トロンと召喚魔法2

 まずはエスペリアがやってみることにする。

 エスペリアは素手での魔法を得意としているが、授業中は使い勝手の良い短い杖を愛用していた。

 エスペリアは集中し、先程教師がやったように杖を振る。すると、魔法の光は渦巻いてクジャクの形となった。なんとエスペリアは一発で成功してしまったのだ。

「ふぅ、これくらい簡単ね。私に相応しいエレガントな召喚獣ですわ」

 実はエスペリア、この授業のためにしっかり予習と練習をしていたのは内緒だ。


 エスペリア様素敵!

 流石ですわ!

 クジャクあそばせ!


 どこからともなく取り巻き達が集まってきてエスペリアを褒め称える。エスペリアが胸を張ると、それに合わせたようにクジャクがバサッと羽を広げた。

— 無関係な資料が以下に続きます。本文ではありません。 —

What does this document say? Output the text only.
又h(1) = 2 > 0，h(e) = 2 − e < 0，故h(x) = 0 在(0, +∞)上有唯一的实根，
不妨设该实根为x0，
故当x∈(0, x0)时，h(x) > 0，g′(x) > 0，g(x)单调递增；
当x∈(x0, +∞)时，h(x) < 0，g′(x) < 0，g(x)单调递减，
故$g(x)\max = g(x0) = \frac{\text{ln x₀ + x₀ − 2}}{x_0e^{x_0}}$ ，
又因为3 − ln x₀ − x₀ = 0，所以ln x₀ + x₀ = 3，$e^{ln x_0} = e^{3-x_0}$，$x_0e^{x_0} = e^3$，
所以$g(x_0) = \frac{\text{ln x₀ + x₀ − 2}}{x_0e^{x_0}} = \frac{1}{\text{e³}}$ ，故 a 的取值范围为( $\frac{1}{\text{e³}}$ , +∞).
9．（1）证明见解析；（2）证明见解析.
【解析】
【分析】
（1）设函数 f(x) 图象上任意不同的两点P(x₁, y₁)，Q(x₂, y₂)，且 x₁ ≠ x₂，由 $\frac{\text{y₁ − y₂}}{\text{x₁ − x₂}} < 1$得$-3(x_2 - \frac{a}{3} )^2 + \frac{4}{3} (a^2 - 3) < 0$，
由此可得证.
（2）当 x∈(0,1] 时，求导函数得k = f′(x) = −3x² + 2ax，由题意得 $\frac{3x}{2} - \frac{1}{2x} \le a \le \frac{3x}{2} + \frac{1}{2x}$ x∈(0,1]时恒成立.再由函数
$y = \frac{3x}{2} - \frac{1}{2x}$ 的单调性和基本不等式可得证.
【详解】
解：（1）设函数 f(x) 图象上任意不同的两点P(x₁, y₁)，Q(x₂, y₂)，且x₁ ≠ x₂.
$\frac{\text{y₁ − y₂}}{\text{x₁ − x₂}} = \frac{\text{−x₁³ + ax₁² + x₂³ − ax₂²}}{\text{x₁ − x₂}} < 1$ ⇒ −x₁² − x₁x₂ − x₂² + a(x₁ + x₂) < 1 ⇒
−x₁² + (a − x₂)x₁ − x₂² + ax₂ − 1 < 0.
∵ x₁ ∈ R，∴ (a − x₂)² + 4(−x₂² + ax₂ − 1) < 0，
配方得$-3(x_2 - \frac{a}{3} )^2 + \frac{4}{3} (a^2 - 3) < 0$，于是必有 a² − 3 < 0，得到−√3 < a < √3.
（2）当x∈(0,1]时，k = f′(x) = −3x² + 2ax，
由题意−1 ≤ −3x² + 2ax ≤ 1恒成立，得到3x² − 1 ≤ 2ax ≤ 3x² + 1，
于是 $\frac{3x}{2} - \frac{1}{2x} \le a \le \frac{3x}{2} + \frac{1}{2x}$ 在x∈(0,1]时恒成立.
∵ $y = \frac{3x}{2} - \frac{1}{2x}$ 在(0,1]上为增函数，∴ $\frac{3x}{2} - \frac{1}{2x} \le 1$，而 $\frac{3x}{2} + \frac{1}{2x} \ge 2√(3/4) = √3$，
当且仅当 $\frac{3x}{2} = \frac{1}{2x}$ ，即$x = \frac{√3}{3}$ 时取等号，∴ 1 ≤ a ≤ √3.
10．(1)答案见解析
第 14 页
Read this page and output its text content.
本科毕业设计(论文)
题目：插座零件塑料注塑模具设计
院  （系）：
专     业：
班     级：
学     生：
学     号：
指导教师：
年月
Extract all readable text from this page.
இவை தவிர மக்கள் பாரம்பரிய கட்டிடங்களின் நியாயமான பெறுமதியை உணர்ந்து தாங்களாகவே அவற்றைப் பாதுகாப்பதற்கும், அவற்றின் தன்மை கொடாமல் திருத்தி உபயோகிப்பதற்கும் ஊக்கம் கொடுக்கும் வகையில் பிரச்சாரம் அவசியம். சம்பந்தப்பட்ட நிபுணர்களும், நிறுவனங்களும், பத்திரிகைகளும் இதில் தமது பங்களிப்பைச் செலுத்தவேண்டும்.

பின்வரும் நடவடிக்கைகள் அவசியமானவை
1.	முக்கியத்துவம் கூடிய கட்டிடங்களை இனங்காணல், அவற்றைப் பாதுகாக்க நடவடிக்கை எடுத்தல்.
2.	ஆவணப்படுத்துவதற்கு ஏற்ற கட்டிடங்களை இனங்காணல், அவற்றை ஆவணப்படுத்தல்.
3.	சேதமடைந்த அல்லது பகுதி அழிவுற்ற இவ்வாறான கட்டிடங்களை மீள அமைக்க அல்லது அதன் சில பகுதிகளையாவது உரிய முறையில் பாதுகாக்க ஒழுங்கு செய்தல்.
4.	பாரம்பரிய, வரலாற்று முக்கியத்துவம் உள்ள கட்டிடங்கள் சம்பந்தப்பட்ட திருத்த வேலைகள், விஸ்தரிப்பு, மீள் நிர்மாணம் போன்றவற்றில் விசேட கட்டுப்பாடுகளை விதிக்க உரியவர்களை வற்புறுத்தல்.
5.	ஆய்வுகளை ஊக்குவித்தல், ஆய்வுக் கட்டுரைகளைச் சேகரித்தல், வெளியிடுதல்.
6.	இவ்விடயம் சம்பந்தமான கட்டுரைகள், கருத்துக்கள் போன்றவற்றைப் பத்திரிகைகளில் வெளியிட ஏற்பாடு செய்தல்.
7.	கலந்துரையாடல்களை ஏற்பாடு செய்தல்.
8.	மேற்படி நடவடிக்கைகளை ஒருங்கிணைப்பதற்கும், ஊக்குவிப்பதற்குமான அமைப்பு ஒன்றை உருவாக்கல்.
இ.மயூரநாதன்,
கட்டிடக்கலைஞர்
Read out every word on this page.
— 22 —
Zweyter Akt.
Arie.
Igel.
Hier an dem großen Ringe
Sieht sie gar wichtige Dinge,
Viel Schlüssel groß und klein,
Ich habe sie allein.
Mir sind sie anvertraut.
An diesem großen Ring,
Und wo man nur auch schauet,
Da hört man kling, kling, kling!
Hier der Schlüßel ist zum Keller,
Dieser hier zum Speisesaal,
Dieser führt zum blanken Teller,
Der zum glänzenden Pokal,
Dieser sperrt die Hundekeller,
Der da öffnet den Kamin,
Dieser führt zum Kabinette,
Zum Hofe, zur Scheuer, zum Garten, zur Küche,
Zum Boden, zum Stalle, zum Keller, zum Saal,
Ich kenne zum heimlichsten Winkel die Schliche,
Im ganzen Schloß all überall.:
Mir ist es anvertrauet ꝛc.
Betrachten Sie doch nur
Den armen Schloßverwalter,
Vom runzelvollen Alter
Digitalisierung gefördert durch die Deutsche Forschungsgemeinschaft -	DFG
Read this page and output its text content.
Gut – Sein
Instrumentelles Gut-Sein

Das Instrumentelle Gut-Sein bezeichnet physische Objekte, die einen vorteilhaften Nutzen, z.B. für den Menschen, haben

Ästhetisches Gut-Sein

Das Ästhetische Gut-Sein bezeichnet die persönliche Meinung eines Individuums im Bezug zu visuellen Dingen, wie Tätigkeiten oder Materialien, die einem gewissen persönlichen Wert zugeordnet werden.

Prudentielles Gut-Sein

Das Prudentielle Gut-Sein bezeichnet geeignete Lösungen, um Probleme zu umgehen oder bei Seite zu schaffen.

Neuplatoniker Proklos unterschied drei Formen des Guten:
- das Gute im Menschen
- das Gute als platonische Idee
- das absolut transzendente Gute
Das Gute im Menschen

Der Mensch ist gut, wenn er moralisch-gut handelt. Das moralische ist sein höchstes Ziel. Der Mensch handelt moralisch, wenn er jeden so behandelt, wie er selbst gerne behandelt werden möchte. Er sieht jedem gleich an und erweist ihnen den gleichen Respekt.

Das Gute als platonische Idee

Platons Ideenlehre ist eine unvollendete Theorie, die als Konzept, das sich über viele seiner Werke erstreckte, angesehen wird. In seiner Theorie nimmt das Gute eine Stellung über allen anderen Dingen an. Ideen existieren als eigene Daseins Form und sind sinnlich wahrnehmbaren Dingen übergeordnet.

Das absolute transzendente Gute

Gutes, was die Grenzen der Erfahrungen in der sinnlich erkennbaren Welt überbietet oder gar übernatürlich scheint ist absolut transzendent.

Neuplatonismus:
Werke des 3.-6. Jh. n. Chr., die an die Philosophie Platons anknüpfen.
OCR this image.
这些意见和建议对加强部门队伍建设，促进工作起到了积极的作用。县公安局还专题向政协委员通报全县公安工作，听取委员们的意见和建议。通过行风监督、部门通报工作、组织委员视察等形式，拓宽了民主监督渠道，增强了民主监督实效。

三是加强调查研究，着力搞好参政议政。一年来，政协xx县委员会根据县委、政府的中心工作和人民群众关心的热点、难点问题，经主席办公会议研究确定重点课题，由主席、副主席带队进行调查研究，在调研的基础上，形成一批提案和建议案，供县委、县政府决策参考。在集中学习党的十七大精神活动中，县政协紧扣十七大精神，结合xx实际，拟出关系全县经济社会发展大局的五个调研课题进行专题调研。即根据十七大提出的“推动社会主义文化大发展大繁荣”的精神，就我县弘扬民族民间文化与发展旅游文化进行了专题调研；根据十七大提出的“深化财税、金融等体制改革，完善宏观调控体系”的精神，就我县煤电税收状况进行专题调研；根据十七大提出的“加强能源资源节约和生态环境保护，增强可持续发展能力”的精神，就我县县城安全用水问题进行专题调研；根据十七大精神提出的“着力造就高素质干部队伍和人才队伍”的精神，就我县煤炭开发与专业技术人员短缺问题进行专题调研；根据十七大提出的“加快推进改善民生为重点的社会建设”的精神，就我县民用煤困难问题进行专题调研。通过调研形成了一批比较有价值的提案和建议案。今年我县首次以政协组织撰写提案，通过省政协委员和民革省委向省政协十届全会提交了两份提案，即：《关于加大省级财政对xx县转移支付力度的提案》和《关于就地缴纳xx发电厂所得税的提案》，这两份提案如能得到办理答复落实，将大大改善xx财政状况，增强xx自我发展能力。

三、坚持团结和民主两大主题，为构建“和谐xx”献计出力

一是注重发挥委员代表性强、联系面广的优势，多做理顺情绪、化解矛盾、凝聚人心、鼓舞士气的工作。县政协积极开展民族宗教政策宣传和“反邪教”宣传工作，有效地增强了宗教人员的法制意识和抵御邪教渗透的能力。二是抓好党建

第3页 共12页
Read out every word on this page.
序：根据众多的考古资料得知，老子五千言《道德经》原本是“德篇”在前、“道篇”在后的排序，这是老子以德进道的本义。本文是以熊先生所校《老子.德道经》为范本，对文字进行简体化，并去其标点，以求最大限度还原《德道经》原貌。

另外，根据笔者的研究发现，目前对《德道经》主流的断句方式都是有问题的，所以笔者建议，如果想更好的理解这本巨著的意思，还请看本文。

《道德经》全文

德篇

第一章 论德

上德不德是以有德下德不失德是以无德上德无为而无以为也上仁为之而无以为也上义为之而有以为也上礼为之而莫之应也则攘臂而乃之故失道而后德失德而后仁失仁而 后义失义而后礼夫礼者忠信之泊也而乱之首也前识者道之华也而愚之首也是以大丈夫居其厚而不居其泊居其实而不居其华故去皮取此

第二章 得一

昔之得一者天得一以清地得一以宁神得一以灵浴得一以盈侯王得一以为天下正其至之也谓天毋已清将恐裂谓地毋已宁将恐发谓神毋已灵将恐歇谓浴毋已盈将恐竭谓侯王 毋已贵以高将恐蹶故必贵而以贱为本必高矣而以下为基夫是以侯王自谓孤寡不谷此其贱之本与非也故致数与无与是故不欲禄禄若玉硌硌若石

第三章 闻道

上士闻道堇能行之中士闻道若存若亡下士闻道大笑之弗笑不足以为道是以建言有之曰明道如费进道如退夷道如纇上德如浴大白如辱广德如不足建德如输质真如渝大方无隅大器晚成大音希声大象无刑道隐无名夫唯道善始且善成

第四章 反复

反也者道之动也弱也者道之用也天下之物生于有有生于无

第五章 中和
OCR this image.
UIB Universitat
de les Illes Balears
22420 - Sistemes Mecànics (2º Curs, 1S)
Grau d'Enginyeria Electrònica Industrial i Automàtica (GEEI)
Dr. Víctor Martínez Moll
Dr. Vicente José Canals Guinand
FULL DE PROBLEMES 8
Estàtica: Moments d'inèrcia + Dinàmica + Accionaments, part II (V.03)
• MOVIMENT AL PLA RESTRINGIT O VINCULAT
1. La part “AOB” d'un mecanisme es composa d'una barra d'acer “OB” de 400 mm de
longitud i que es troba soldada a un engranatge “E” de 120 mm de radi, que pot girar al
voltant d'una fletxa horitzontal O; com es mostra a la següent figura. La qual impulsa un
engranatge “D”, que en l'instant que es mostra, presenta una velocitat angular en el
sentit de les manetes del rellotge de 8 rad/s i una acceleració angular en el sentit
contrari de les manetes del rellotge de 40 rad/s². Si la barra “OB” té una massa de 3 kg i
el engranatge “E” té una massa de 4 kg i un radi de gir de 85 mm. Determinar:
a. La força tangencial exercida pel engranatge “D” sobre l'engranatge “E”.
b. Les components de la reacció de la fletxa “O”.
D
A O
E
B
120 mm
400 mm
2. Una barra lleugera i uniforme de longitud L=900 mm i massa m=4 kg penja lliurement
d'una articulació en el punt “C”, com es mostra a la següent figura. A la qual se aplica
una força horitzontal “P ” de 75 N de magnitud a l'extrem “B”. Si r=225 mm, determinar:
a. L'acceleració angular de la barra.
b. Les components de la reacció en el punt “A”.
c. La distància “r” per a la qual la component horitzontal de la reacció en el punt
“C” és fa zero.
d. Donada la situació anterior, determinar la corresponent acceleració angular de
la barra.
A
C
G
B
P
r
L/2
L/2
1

 トロンはエスペリアに拍手を送り、自分もやってみることにした。実はトロンは、召喚魔法を使うのは初めてであったが、自らの心を具現化する召喚魔法であるのならば、感情魔法を扱えるトロンにとっては割と簡単な魔法である。

「うーん……」

 トロンが集中すると、杖に魔力が集まり、杖から黒い煙が立ち上り始めた。

「と、トロンさん?」

 エスペリアは嫌な予感がして、トロンの側から離れる。杖から立ち上る黒い煙は空中で渦巻き、暗黒の球になった。演習場の生徒達がそれを見てざわめき始める。

 そして。

「我が心よ、獣となりて姿を現せ」

 トロンがそう唱えた瞬間、空中に浮かぶ真っ黒な球が破裂した。

 破裂した球は煙となり、演習場に広がる。生徒達は驚いて皆逃げ出そうとしたが、煙は無害であり、それ以上は何も起こらなかった。

「みんな落ち着いて!」

 教師が皆を落ち着かせると、煙は徐々に晴れてきた。

「トロンさん! 大丈夫ですの!?」

 煙が完全に晴れると、エスペリアがトロンに駆け寄る。トロンは平然と立っており、特に異常は無いようだ。

「あれ? 失敗?」

 トロンは辺りを見渡すが、そこには召喚獣の姿は無い。

「と、トロンさん……」

 すると、トロンの頭上をエスペリアが指差した。

「ん?」

 トロンの頭上には何かが乗っていた。


「ちゅー」


 それは可愛らしいハリネズミであった。

 ハリネズミはトロンの頭上からモゾモゾと動き、肩まで下りてきて腕へと渡る。トロンは手を差し出し、ハリネズミをそっと手のひらに乗せた。

「ちゅー」

 ハリネズミはクリクリした目でトロンを見つめ、鼻をヒクヒク動かしている。

「おぉ……」

 トロンは感動で目を丸くした。

「まぁ、トロンさんらしい召喚獣ですわね」

 エスペリアはそう言ったが、それはとても役に立ちそうも無い召喚獣であった。

 しかし、トロンはそのハリネズミが気に入ったようで、名前をつける事にした。


「君は……チュートロ」


「チュー」

 チュートロは嬉しそうに鳴いた。